Is Stinging Nettle Safe During Pregnancy?
It depends! All of this sounds great, but we still have the big question: is it safe? Stinging nettle does indeed have a few side effects that can be dangerous for a pregnant woman.
Here’s what gets the most negative attention: stinging nettle has been shown to change a woman’s menstrual cycle patterns and stimulate uterine contractions. Both of these actions can cause miscarriages.
The controversy of stinging nettle is similar to that of red raspberry leaf tea. On one hand, it has very clear benefits that can help a pregnancy. On the other hand, there have been cases of women experiencing uterine contractions.
Because of these complications, most organizations like WebMD or the Natural Medicines label this herbal medicine “likely unsafe” for pregnant women.
In addition to the possible miscarriage, there can be problems depending upon other health factors.
If you are a pregnant woman with those three special precautions mentioned earlier – diabetes, low blood pressure, or kidney issues – stinging nettle may not be the right tonic for you. You must talk to your doctor first.
Does Safety Depend Upon Trimester?
Absolutely. Even herbalists and natural health care providers tend to agree that stinging nettle is best reserved for the second and third trimester.
Taking stinging nettle – or any other herb that can stimulate the uterus during the first trimester – may exacerbate the chance of miscarriage.
Once again, consult your health care provider to best time your nettle herbal tea usage if you do choose to partake.
Stinging Nettle for Breastfeeding?
For many years, stinging nettle has been prescribed by herbalists to help new mothers with their milk production. Like in pregnancy tea, nettle can often be found in herbal tea blends for milk production.
Herbalists like stinging nettle for not only increasing the quantity of breast milk, but also the quality.
However, there are no medical studies saying it is safe for breastfeeding women.
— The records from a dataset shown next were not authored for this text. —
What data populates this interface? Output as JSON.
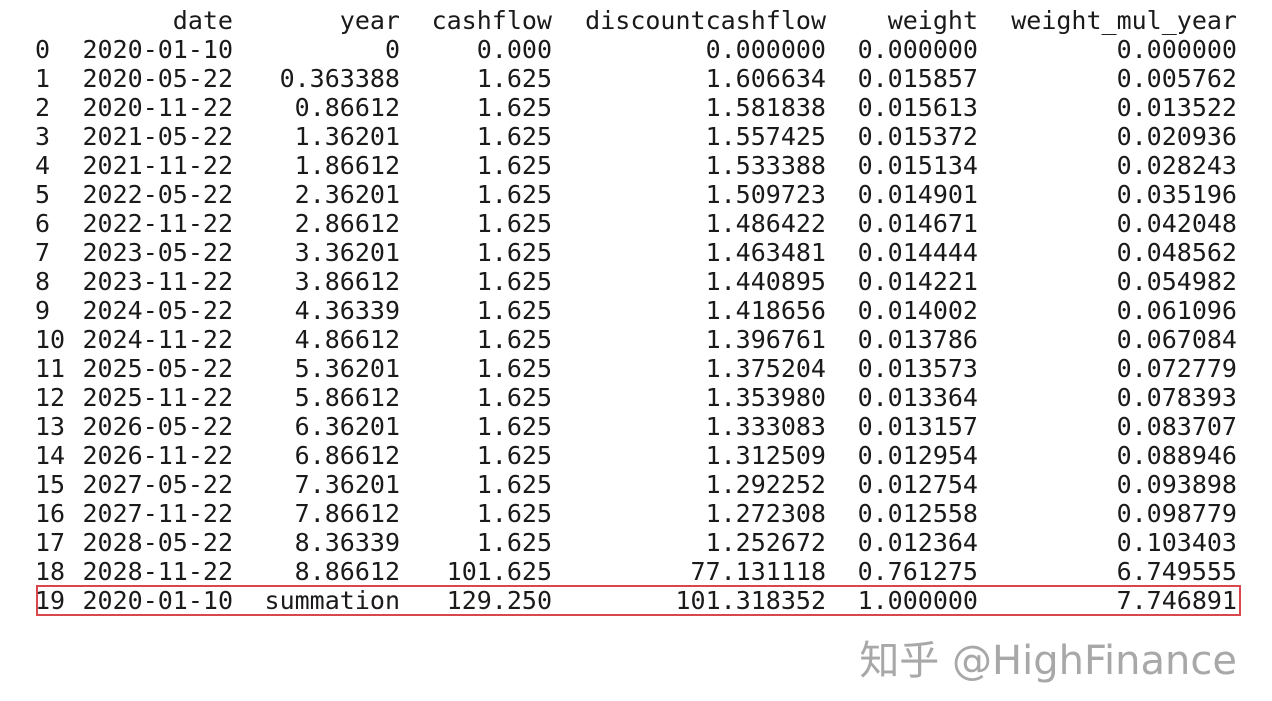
{
  "columns": [
    "",
    "date",
    "year",
    "cashflow",
    "discountcashflow",
    "weight",
    "weight_mul_year"
  ],
  "rows": [
    [
      "0",
      "2020-01-10",
      "0",
      "0.000",
      "0.000000",
      "0.000000",
      "0.000000"
    ],
    [
      "1",
      "2020-05-22",
      "0.363388",
      "1.625",
      "1.606634",
      "0.015857",
      "0.005762"
    ],
    [
      "2",
      "2020-11-22",
      "0.86612",
      "1.625",
      "1.581838",
      "0.015613",
      "0.013522"
    ],
    [
      "3",
      "2021-05-22",
      "1.36201",
      "1.625",
      "1.557425",
      "0.015372",
      "0.020936"
    ],
    [
      "4",
      "2021-11-22",
      "1.86612",
      "1.625",
      "1.533388",
      "0.015134",
      "0.028243"
    ],
    [
      "5",
      "2022-05-22",
      "2.36201",
      "1.625",
      "1.509723",
      "0.014901",
      "0.035196"
    ],
    [
      "6",
      "2022-11-22",
      "2.86612",
      "1.625",
      "1.486422",
      "0.014671",
      "0.042048"
    ],
    [
      "7",
      "2023-05-22",
      "3.36201",
      "1.625",
      "1.463481",
      "0.014444",
      "0.048562"
    ],
    [
      "8",
      "2023-11-22",
      "3.86612",
      "1.625",
      "1.440895",
      "0.014221",
      "0.054982"
    ],
    [
      "9",
      "2024-05-22",
      "4.36339",
      "1.625",
      "1.418656",
      "0.014002",
      "0.061096"
    ],
    [
      "10",
      "2024-11-22",
      "4.86612",
      "1.625",
      "1.396761",
      "0.013786",
      "0.067084"
    ],
    [
      "11",
      "2025-05-22",
      "5.36201",
      "1.625",
      "1.375204",
      "0.013573",
      "0.072779"
    ],
    [
      "12",
      "2025-11-22",
      "5.86612",
      "1.625",
      "1.353980",
      "0.013364",
      "0.078393"
    ],
    [
      "13",
      "2026-05-22",
      "6.36201",
      "1.625",
      "1.333083",
      "0.013157",
      "0.083707"
    ],
    [
      "14",
      "2026-11-22",
      "6.86612",
      "1.625",
      "1.312509",
      "0.012954",
      "0.088946"
    ],
    [
      "15",
      "2027-05-22",
      "7.36201",
      "1.625",
      "1.292252",
      "0.012754",
      "0.093898"
    ],
    [
      "16",
      "2027-11-22",
      "7.86612",
      "1.625",
      "1.272308",
      "0.012558",
      "0.098779"
    ],
    [
      "17",
      "2028-05-22",
      "8.36339",
      "1.625",
      "1.252672",
      "0.012364",
      "0.103403"
    ],
    [
      "18",
      "2028-11-22",
      "8.86612",
      "101.625",
      "77.131118",
      "0.761275",
      "6.749555"
    ],
    [
      "19",
      "2020-01-10",
      "summation",
      "129.250",
      "101.318352",
      "1.000000",
      "7.746891"
    ]
  ],
  "highlight_color": "#d9464c",
  "watermark": "知乎 @HighFinance"
}
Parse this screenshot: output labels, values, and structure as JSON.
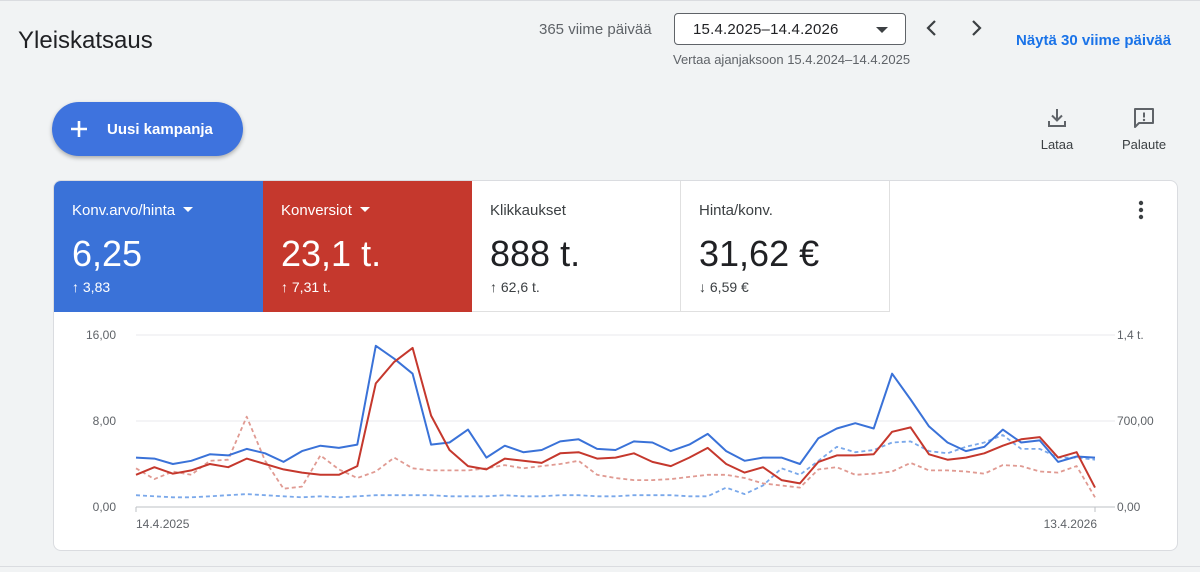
{
  "header": {
    "title": "Yleiskatsaus",
    "range_label": "365 viime päivää",
    "range_value": "15.4.2025–14.4.2026",
    "compare_text": "Vertaa ajanjaksoon 15.4.2024–14.4.2025",
    "show_30_link": "Näytä 30 viime päivää"
  },
  "actions": {
    "new_campaign_label": "Uusi kampanja",
    "download_label": "Lataa",
    "feedback_label": "Palaute"
  },
  "metrics": [
    {
      "name": "Konv.arvo/hinta",
      "value": "6,25",
      "delta": "3,83",
      "direction": "up",
      "color": "#3a72d8",
      "selected": true
    },
    {
      "name": "Konversiot",
      "value": "23,1 t.",
      "delta": "7,31 t.",
      "direction": "up",
      "color": "#c5382d",
      "selected": true
    },
    {
      "name": "Klikkaukset",
      "value": "888 t.",
      "delta": "62,6 t.",
      "direction": "up",
      "selected": false
    },
    {
      "name": "Hinta/konv.",
      "value": "31,62 €",
      "delta": "6,59 €",
      "direction": "down",
      "selected": false
    }
  ],
  "chart_data": {
    "type": "line",
    "y_left": {
      "ticks": [
        "16,00",
        "8,00",
        "0,00"
      ],
      "range": [
        0,
        16
      ]
    },
    "y_right": {
      "ticks": [
        "1,4 t.",
        "700,00",
        "0,00"
      ],
      "range": [
        0,
        1400
      ]
    },
    "x_tick_labels": [
      "14.4.2025",
      "13.4.2026"
    ],
    "grid": true,
    "series": [
      {
        "axis": "left",
        "color": "#3a72d8",
        "style": "solid",
        "values": [
          4.6,
          4.5,
          4.0,
          4.3,
          4.9,
          4.8,
          5.4,
          5.0,
          4.2,
          5.2,
          5.7,
          5.5,
          5.8,
          15.0,
          13.8,
          12.4,
          5.8,
          6.0,
          7.2,
          4.6,
          5.7,
          5.1,
          5.3,
          6.1,
          6.3,
          5.4,
          5.3,
          6.1,
          6.0,
          5.2,
          5.8,
          6.8,
          5.2,
          4.3,
          4.6,
          4.6,
          4.0,
          6.4,
          7.3,
          7.8,
          7.3,
          12.4,
          10.0,
          7.5,
          6.0,
          5.2,
          5.6,
          7.2,
          6.0,
          6.2,
          4.2,
          4.7,
          4.6
        ]
      },
      {
        "axis": "left",
        "color": "#c5382d",
        "style": "solid",
        "values": [
          3.0,
          3.7,
          3.1,
          3.4,
          4.0,
          3.7,
          4.5,
          4.0,
          3.5,
          3.2,
          3.0,
          3.0,
          3.8,
          11.5,
          13.5,
          14.8,
          8.5,
          5.3,
          3.8,
          3.5,
          4.5,
          4.3,
          4.1,
          5.0,
          5.1,
          4.5,
          4.6,
          5.0,
          4.2,
          3.8,
          4.6,
          5.5,
          4.0,
          3.2,
          3.7,
          2.5,
          2.2,
          4.2,
          4.8,
          4.8,
          4.9,
          7.0,
          7.4,
          4.9,
          4.4,
          4.6,
          5.0,
          5.7,
          6.3,
          6.5,
          4.6,
          5.1,
          1.8
        ]
      },
      {
        "axis": "left",
        "color": "#e09a92",
        "style": "dashed",
        "values": [
          3.6,
          2.6,
          3.3,
          3.0,
          4.3,
          4.4,
          8.4,
          4.3,
          1.7,
          1.9,
          4.8,
          3.5,
          2.7,
          3.3,
          4.6,
          3.6,
          3.4,
          3.4,
          3.4,
          3.6,
          3.9,
          3.6,
          3.8,
          4.0,
          4.3,
          3.0,
          2.7,
          2.5,
          2.5,
          2.6,
          2.8,
          3.0,
          3.0,
          2.7,
          2.2,
          2.0,
          1.8,
          3.5,
          3.7,
          3.0,
          3.1,
          3.3,
          4.1,
          3.4,
          3.4,
          3.3,
          3.1,
          3.9,
          3.8,
          3.3,
          3.2,
          3.8,
          0.9
        ]
      },
      {
        "axis": "left",
        "color": "#7aa8ea",
        "style": "dashed",
        "values": [
          1.1,
          1.0,
          0.9,
          0.9,
          1.0,
          1.1,
          1.2,
          1.1,
          1.0,
          0.9,
          1.0,
          0.9,
          1.0,
          1.1,
          1.1,
          1.1,
          1.1,
          1.0,
          1.0,
          1.0,
          1.1,
          1.0,
          1.0,
          1.1,
          1.1,
          1.0,
          1.0,
          1.1,
          1.1,
          1.1,
          1.0,
          1.0,
          1.8,
          1.2,
          2.0,
          3.6,
          3.0,
          4.3,
          5.6,
          5.1,
          5.3,
          6.0,
          6.1,
          5.2,
          5.0,
          5.6,
          6.0,
          6.7,
          5.4,
          5.4,
          4.6,
          4.6,
          4.4
        ]
      }
    ]
  },
  "colors": {
    "accent_blue": "#3e73de",
    "link_blue": "#1a73e8",
    "red": "#c5382d"
  },
  "icons": [
    "plus-icon",
    "download-icon",
    "feedback-icon",
    "chevron-left-icon",
    "chevron-right-icon",
    "more-vert-icon",
    "arrow-up-icon",
    "arrow-down-icon"
  ]
}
There are also no studies saying it is unsafe for breastfeeding women – with one exception: if you do choose to use stinging nettle to improve breast milk supply, do not ever put it topically. There are reports of infants getting rashes from their mother’s topical use of the herb.
So, Should You Take Stinging Nettle while Pregnant or What?
Now that you know more about stinging nettle, why it is loved, and why it is feared – you have more information to make your pregnancy plan.
If you are interested in getting as many health benefits for you and your unborn baby via all-natural sources and find yourself interested in taking a traditional tonic for pregnant women, just talk to your doctor first.
He or she will guide you to the perfect choice to keep you and your babe safe and healthy throughout the pregnancy, delivery, and postpartum.